Answer:
Explanation:
Hello!
There are two values of n in the text, I'll use the one that appears in all the questions.
The variable of interest is
X: pollutants found in waterways near large cities. (ppm)
This variable has a normal distribution with parameters μ= 9ppm and σ= 1.5ppm
1) X~N(μ;σ²)
X~N(9;2.25)
2) The distribution of the sample mean is X~N(μ;σ²/n)
σ²/n= 2.25/37= 0.06
X~N(9;0.06)
3) P(X>9.6)
To calculate this probability you have to use the standard normal distribution. Using the population parameters, you can calculate the corresponding Z value:
Z= (X-μ)/σ= (9.6-9)/1.5= 0.4
P(Z>0.4)= 1-P(Z≤0.4)= 1 - 0.65542= 0.34458
The probability of selecting a city at random and finding 9.6ppm pollutants.

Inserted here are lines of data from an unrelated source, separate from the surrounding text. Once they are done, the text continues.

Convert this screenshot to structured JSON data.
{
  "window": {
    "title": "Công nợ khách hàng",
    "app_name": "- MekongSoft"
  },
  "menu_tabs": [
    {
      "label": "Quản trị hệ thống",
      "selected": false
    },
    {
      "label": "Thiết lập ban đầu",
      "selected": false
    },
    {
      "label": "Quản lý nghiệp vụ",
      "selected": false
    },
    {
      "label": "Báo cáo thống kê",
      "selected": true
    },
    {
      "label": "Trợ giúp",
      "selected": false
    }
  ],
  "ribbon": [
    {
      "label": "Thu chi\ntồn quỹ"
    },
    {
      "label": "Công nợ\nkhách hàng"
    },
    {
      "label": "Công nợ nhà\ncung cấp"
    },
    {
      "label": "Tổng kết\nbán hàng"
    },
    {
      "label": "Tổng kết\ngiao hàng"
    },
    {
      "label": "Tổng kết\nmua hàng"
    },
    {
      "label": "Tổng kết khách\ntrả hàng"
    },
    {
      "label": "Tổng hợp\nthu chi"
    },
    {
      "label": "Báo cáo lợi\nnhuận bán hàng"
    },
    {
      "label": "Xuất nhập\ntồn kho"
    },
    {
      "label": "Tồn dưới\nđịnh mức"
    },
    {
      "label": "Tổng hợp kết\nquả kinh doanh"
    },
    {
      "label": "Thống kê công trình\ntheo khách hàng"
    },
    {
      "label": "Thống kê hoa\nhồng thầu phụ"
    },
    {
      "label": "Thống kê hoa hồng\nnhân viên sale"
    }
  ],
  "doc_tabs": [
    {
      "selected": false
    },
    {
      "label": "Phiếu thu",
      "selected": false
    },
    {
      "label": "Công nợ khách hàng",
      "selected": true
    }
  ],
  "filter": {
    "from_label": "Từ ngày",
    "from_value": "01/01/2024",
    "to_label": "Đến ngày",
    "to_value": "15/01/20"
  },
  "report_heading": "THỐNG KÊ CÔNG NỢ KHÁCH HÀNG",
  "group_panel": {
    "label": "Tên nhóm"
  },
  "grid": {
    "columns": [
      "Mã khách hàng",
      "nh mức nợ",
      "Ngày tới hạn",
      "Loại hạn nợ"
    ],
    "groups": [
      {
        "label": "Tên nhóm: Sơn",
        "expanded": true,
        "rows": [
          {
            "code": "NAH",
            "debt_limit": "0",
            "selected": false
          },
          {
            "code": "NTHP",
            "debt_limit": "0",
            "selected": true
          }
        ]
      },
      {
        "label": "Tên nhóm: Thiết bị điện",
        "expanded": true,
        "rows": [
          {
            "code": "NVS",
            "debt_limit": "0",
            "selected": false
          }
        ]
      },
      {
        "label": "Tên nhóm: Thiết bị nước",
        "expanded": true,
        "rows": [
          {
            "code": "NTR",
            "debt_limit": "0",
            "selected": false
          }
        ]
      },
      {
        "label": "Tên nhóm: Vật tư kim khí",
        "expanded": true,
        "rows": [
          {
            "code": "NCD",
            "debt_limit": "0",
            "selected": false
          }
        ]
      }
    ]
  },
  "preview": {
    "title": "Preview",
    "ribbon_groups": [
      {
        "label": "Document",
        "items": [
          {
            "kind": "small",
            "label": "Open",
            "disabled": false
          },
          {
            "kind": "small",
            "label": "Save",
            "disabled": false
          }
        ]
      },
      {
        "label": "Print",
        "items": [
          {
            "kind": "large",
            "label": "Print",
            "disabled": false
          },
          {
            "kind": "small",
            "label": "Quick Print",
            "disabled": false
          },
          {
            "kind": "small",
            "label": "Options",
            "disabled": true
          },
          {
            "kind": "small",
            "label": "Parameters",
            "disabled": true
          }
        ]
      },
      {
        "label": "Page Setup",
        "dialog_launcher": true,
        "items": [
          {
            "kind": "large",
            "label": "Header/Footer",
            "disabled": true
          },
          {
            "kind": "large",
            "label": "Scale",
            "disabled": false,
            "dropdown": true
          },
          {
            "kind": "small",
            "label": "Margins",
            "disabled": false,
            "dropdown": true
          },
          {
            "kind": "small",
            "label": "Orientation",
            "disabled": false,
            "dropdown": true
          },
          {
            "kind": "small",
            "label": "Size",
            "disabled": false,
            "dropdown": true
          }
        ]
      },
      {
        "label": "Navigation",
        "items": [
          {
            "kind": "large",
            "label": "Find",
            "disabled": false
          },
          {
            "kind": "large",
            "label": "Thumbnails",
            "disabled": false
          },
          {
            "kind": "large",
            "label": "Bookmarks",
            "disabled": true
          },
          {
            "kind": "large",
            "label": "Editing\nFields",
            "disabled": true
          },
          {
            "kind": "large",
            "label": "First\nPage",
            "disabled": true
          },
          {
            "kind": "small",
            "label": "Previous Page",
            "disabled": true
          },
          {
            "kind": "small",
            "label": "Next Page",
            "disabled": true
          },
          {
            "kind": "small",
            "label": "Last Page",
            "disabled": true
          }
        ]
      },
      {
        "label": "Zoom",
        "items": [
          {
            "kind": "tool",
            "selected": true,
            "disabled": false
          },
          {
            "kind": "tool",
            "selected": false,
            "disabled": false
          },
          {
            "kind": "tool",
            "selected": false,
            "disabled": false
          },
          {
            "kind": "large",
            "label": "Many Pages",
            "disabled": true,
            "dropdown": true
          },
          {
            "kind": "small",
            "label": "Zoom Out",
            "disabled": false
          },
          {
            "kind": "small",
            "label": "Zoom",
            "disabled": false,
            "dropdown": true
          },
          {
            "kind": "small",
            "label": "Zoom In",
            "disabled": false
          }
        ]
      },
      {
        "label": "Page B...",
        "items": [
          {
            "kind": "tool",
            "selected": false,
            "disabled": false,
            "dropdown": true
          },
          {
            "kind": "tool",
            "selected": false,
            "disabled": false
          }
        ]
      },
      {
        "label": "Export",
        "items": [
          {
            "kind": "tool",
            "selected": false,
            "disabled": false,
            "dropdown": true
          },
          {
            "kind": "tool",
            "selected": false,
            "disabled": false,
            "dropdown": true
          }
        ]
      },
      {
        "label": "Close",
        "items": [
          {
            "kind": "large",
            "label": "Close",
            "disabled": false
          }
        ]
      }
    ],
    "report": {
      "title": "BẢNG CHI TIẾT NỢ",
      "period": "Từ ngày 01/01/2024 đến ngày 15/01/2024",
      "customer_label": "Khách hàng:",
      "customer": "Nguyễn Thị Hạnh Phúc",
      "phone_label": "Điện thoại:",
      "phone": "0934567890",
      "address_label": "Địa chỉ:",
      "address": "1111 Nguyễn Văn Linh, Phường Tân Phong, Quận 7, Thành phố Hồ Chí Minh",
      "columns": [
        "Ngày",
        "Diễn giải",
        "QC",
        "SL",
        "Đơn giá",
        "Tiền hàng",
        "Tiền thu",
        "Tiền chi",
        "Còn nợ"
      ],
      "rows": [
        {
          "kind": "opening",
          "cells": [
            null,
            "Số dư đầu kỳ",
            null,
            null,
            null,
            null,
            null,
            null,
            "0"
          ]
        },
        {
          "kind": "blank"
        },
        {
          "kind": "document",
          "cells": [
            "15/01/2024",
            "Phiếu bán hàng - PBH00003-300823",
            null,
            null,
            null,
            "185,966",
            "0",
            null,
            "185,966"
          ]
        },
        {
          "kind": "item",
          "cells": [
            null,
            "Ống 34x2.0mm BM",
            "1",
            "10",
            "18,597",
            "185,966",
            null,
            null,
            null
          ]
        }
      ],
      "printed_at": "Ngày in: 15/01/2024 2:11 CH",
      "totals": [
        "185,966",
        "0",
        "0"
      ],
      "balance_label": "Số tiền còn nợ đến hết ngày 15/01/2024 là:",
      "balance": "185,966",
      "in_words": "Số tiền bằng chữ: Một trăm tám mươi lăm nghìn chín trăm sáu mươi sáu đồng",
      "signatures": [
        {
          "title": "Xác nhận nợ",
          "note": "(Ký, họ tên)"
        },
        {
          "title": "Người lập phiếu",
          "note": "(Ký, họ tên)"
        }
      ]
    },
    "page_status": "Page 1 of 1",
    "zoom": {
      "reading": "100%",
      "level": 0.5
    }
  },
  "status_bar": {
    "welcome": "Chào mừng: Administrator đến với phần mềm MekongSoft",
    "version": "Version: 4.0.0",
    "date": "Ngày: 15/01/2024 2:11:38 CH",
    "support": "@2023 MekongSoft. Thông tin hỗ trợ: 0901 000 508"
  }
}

4) In this item, instead of calculating the probability of one value of the variable you have to calculate the probability of the sample average taking a determined value. Because of this, you have to work using the distribution of the sample mean, instead of the distribution of the variable.
P(X[bar]>9.6)
Z= (X[bar]-μ)/(σ/√n)= (9.6-9)/√0.06= 2.45
P(Z>2.45)= 1 - P(Z≤2.45)= 1 - 0.99286= 0.00714
5) The assumption of a normal distribution is not necessary for item 4. Since the sample size is large enough (greater than 30) you can apply the central limit theorem and approximate the distribution of the sample mean to normal, regarding the distribution of the original variable.
6)
In this case, you have to work starting with the standard normal distribution and then "translate" the Z values into values of the average amount of pollutants.
The first quartile divides the bottom 25% of the distribution from the top 75%, symbolically:
P(Z≤z₁)= 0.25
z₁= -0.674
z₁= (X[bar]-μ)/(σ/√n)
z₁*(√n/σ)=X[bar]-μ
X[bar]=z₁*(√n/σ)+μ
X[bar]=(-0.674)*(√37/1.5)+9= 6.27ppm
The third quartile divides the bottom 75% of the distribution from the top 25%, symbolically:
P(Z≤z₂)= 0.75
z₂= 0.674
z₂= (X[bar]-μ)/(σ/√n)
z₂*(√n/σ)=X[bar]-μ
X[bar]=z₂*(√n/σ)+μ
X[bar]=(0.674)*(√37/1.5)+9= 11.7.3ppm
IQR= Q₃-Q₁= 11.73-6.27= 5.46ppm
I hope this helps!